In a production (or even stable) ESP environment, it is difficult to make a change to the Document Processing Pipeline and test it without wiping out the existing collection (not to mention the time it takes to perform a full re-crawl if the collection is even moderately large). In this case, the best option is to use postprocess to feed existing documents to a new (empty) collection.
Making a duplicate collection provides several benefits:
- No re-crawling is required
- The original collection is not affected by pipeline changes
- You can test your new collection without touching the stable data
- Upon determining that your changes are producing good results, you can easily migrate your front-end to the new collection while still maintaining existing stable data in the original collection (in case you want to revert your changes)

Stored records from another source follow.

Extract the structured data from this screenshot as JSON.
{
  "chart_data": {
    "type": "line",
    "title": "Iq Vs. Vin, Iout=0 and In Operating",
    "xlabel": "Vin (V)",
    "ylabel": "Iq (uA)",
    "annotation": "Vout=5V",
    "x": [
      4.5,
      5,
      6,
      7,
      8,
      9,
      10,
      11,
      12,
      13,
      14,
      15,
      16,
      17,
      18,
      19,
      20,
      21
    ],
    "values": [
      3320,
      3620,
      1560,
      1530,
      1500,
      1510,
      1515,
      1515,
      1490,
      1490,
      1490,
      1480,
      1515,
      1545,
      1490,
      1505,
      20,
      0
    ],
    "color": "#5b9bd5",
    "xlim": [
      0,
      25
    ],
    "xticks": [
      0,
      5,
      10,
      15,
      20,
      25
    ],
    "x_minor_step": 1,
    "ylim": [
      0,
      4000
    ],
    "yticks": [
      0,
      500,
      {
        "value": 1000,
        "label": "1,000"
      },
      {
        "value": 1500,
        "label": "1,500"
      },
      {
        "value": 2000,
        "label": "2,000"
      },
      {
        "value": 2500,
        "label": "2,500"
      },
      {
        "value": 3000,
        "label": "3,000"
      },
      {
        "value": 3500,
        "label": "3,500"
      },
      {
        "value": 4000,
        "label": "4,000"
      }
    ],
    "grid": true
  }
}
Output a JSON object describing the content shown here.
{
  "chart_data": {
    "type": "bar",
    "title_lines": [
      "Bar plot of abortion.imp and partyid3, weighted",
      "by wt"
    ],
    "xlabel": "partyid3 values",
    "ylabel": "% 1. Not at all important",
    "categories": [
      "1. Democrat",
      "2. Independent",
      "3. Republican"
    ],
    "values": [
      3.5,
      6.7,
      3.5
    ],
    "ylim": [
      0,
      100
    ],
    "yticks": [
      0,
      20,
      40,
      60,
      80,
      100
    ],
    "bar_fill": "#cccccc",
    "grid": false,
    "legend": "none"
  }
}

Steps to make a duplicate collection
- Using the ESP Admin GUI, create a new collection with the pipeline you would like to use (or test, as the case may be)
- Do not specify any data sources when configuring the new collection
- Stop the Enterprise Crawler:
$FASTSEARCH/bin/nctrl stop crawler
- Run the following command where origcollection is the original collection and newcollection is the new collection (that you just created):
$FASTSEARCH/bin/postprocess -R origcollection -k default:newcollection
Notes about this command:
- the default specified above is a content feeding destination, as specified in the destinations section of $FASTSEARCH/etc/CrawlerGlobalDefaults.xml. Specifying default will specify the destination as the current ESP install.
- be sure to run the above command using either nohup or screen as it will not exit until all content has been fed to the new collection. For large collections this may take a while.
- Restart the Enterprise Crawler:
$FASTSEARCH/bin/nctrl start crawler